Saturday, one day after Russian President Vladimir Putin announced that the Ukrainian oblasts of Luhansk, Donetsk, Zaporizhzhia, and Kherson were a part of Russia in perpetuity and not subject to negotiation (Putin’s Illegal Annexation of Ukrainian Territory Marks the Beginning of a War Without a Perceivable End), The Ukrainian Army overran the Lyman pocket that held about 3,000 Russian troops. These troops retreated eastward in disorder leaving behind dead and wounded soldiers and abandoned vehicles and equipment, see Putin’s War, Week 31. Mobilization, Annexation, and Russian Forces Routed From New ‘Russian’ City. Just as important as the military victory was the political pie-in-the-face it delivered to Putin. Lyman was a Russian-occupied town in one of the oblasts annexed. Everyone waited to see the reaction.


Sunday, Ukraine kicked off two new offensives. One of these was a follow-on to the wildly successful Kharkiv offensive of early September. Remember in my Saturday update that I said:

Combat has been limited to three Ukrainian bridgeheads across the Oskil River in the vicinity of Horobivka, Kupiansk, and Kivsharivka. Nothing appears to be going on there now, but the jostling around the bridgeheads is a clue we should keep an eye out for.

The Ukrainians came out of those bridgeheads and cut the major Ground Line of Communications between Svatove in the north and Kreminna in the south in two days. Svatove could fall by the end of the week as the Russians have already ordered an evacuation of civilians.

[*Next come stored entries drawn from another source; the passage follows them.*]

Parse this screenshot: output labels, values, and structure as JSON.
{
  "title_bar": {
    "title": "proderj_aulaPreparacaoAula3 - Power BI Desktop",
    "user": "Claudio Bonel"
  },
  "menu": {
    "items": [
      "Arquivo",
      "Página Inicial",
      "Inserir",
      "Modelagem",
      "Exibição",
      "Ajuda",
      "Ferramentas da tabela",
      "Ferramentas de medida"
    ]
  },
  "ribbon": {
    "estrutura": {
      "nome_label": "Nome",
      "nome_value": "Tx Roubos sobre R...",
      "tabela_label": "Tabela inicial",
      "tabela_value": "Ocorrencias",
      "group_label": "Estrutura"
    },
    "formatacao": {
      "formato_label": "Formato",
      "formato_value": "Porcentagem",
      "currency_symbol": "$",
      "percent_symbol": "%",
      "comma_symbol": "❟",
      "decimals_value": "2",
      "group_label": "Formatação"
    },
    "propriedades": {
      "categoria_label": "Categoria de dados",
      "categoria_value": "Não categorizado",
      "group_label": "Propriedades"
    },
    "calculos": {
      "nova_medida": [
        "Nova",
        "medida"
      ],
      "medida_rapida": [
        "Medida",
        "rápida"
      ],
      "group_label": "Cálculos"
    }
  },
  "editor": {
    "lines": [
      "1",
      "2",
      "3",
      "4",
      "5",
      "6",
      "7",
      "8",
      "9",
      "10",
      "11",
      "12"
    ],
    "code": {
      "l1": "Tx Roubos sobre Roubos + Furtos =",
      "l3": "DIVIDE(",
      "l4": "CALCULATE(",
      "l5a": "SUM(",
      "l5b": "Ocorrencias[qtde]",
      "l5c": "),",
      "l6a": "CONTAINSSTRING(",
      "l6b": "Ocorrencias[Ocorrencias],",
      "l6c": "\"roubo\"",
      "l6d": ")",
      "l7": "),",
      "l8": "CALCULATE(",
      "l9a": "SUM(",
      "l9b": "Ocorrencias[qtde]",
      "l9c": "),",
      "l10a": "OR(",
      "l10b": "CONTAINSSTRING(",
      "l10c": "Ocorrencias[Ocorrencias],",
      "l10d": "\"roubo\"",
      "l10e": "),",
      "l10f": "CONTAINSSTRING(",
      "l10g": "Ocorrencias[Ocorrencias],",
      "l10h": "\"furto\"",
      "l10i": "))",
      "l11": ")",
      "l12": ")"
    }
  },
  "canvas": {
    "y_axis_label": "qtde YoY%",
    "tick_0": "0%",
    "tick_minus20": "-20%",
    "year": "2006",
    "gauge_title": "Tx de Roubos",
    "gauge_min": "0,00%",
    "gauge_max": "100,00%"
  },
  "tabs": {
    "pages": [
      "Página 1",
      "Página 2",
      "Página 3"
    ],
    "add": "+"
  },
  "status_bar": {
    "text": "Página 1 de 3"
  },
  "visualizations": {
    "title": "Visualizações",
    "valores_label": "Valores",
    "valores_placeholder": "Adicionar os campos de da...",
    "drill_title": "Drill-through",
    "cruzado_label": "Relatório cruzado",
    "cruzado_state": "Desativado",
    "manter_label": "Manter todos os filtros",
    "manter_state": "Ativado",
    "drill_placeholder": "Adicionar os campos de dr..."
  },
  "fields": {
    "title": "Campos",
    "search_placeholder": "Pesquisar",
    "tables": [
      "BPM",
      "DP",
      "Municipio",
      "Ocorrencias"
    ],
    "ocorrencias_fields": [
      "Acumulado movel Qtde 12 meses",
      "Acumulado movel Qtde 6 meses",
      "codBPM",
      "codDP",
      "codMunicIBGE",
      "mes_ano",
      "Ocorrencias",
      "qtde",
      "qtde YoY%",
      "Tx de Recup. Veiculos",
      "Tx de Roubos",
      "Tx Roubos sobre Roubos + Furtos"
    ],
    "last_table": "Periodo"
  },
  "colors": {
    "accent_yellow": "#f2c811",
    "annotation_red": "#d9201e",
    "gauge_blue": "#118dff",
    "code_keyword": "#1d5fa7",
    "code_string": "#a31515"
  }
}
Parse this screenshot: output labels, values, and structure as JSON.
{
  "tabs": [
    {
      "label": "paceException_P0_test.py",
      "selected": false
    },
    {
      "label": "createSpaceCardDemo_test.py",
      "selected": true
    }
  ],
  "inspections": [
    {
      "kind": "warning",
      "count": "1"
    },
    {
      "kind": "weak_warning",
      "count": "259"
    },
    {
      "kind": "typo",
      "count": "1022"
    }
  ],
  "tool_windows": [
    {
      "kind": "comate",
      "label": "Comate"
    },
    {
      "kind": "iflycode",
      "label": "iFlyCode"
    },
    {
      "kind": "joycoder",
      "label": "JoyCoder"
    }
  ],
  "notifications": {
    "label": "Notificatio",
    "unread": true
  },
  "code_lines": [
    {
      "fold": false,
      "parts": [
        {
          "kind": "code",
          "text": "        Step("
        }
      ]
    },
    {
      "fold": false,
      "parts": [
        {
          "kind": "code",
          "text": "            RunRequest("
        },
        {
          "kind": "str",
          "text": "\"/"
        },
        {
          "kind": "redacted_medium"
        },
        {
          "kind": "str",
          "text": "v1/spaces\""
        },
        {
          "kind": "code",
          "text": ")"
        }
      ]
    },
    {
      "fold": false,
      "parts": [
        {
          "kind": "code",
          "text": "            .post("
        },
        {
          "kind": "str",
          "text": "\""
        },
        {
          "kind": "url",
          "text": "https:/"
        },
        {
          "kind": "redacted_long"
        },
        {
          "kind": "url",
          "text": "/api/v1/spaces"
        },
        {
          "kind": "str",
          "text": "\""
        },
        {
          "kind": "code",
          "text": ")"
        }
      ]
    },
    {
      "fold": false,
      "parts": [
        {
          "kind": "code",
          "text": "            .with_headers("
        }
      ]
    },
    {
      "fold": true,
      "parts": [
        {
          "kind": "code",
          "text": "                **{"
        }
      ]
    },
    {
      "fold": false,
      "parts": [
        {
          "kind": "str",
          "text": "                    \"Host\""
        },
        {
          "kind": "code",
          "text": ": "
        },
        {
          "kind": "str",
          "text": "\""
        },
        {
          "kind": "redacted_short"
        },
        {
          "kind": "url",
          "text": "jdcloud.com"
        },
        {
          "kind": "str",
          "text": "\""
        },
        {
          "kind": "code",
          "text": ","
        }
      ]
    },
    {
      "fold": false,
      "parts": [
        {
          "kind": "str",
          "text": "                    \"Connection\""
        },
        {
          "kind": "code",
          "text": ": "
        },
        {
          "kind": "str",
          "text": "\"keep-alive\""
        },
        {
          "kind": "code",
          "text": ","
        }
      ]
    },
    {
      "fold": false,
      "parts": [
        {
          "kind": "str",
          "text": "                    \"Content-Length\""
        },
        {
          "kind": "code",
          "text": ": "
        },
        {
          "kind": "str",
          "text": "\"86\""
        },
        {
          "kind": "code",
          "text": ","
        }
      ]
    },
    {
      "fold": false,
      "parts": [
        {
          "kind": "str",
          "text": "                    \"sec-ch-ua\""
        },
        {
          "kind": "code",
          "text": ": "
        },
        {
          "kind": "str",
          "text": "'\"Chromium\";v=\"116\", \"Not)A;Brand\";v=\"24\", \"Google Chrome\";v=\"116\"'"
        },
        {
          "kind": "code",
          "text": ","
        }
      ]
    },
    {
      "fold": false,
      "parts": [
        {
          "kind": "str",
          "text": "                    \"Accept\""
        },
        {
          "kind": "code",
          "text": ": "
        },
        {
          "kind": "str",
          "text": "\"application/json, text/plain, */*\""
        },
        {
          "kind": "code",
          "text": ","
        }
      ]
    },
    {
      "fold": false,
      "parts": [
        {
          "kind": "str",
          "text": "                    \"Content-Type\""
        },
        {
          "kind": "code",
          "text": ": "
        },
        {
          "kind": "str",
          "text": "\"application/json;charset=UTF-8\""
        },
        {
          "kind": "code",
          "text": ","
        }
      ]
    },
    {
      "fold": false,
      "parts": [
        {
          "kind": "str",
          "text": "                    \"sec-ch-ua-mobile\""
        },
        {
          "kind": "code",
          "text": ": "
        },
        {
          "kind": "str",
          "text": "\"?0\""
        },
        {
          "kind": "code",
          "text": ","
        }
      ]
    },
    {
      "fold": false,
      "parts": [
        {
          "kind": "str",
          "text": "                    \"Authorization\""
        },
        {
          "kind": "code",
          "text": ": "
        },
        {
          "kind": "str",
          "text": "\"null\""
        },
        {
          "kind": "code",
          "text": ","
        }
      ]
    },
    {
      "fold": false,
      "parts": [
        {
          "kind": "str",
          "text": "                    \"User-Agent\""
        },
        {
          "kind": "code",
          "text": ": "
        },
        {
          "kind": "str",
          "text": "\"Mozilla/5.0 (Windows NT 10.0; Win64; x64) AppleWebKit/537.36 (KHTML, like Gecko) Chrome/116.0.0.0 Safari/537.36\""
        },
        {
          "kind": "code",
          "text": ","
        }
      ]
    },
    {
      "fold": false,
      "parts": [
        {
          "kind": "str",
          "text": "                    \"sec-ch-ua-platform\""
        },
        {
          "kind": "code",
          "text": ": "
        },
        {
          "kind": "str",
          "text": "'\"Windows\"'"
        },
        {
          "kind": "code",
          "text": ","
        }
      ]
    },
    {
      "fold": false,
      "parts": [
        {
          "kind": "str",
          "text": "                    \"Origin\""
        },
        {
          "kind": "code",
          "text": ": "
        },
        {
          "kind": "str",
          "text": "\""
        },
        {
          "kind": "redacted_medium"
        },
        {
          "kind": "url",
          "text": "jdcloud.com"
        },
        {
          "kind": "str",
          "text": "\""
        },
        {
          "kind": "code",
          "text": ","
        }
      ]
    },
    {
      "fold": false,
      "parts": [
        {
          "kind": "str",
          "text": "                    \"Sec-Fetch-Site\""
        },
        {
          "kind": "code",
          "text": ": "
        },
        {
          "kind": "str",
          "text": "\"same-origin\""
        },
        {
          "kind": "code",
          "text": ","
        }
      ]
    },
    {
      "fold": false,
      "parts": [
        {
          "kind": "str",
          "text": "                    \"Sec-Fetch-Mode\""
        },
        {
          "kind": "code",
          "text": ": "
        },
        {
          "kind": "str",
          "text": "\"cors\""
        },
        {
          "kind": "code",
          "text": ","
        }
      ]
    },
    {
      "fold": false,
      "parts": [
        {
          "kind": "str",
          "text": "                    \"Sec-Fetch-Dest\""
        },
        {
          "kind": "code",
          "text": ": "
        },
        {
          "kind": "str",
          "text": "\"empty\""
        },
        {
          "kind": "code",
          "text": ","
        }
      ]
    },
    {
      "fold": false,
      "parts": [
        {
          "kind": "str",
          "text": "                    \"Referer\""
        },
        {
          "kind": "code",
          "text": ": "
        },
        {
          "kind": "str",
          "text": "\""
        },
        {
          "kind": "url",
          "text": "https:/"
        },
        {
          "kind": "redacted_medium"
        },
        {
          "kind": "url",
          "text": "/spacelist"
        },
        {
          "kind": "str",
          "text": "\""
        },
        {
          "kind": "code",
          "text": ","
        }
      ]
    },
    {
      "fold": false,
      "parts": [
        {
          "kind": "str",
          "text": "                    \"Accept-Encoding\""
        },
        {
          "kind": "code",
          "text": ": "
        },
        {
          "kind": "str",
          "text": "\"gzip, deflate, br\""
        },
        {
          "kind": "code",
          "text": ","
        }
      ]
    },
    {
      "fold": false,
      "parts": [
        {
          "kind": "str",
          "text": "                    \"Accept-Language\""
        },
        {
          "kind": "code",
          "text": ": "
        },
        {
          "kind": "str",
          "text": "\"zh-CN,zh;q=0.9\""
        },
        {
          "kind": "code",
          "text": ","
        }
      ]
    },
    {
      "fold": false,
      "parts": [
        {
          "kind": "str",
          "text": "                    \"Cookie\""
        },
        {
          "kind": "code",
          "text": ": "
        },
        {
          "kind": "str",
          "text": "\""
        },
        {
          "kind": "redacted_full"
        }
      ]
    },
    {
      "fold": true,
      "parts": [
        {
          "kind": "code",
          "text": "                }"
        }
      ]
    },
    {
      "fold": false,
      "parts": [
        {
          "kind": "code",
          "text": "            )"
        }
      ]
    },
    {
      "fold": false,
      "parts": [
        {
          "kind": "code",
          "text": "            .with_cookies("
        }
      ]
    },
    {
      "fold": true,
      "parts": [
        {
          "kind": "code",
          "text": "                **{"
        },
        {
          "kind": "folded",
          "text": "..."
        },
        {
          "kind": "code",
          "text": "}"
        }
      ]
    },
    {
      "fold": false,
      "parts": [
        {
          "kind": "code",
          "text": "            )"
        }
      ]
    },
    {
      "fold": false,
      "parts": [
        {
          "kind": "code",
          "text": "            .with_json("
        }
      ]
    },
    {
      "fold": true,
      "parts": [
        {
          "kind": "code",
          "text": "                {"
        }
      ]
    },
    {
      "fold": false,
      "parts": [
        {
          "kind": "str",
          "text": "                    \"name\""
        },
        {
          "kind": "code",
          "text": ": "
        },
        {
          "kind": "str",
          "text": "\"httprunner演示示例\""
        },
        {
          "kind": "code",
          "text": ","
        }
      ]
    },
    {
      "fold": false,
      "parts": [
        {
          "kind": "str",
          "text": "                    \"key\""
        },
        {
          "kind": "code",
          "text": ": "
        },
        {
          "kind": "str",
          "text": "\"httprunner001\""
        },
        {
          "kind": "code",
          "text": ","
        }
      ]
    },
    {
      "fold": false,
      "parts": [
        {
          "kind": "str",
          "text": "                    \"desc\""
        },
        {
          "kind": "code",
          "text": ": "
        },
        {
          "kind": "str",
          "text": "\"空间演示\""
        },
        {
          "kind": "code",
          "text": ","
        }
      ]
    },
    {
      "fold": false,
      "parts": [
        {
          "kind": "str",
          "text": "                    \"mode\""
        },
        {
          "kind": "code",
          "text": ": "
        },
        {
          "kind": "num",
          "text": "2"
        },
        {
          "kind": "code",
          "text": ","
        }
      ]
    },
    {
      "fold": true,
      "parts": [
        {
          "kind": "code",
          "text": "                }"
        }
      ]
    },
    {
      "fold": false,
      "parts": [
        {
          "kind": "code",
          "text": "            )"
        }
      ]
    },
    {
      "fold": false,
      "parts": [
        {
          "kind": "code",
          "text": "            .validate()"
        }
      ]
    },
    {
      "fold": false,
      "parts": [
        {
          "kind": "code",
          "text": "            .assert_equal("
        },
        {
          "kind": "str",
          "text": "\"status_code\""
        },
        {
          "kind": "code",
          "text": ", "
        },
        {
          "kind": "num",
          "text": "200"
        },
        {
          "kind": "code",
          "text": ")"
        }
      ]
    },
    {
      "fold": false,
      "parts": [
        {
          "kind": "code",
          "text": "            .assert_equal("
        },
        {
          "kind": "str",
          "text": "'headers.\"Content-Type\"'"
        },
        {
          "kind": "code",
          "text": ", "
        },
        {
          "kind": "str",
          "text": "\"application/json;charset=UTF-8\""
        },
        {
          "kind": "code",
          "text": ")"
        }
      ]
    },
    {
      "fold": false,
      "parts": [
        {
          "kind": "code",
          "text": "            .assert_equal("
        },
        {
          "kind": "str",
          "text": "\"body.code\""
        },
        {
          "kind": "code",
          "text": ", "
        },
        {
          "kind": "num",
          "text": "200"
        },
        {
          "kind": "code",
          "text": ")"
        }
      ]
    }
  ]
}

Please forgive the image I’ve constructed based on an Institute for the Study of War map, a map in a tweet, and my own graphics.

The double-ended yellow arrows point from the current Ukrainian attacks, on the right, to the bridgeheads over the Oskil River on the left. The starburst at the end of the arrow on the right map show where Ukrainian Army forces have cut the main P66 highway that supplies Kreminna.

In the south, the Ukrainians appear to have set up blocking forces on the outskirts of Kreminna to bypass it to the north with their main attack.

Russian milblogger @rybar on Telegram, who has more time and energy than I do, produced this video of the offensive.


The second offensive thrust kicked off in northeast Kherson. A double attack there could create another Lyman-style pocket with a few thousand Russian troops inside. The main attack came down the right or north bank of the Dnieper River. For now, it has paused in the town of Dudchany. Another offensive action was launched from the salient west of Davydiv Brid oriented on Berislav. The dotted purple line is the line of contact between the Russian and Ukrainian forces on Saturday. This is based on a map circulating on Twitter.

Keep in mind that the Russians are at a distinct disadvantage. All of the bridges across the Dnieper have been impassable for about 45 days, and 100% of their supplies must be moved from across the river by pontoon barge.

And now we’ll pause for our ritual moment of silence:

The fact that Ukraine has the men and materiel to launch two widely separated offensive actions in concert with each other shows the tactical and logistical sophistication the Ukrainian Army is developing. Three times in the last month, the Russian Army has allowed breakthroughs by the Ukrainians to an operational depth. It shows that the Russian Army lacks the numbers and/or the ability to defend its lines. It has also demonstrated operational blindness on the Russians’ part that allows the Ukrainians to mass forces with impunity. It will be interesting to see how much more punishment Russian units can take before deciding they’ve had enough.


October could be a very interesting month in this war.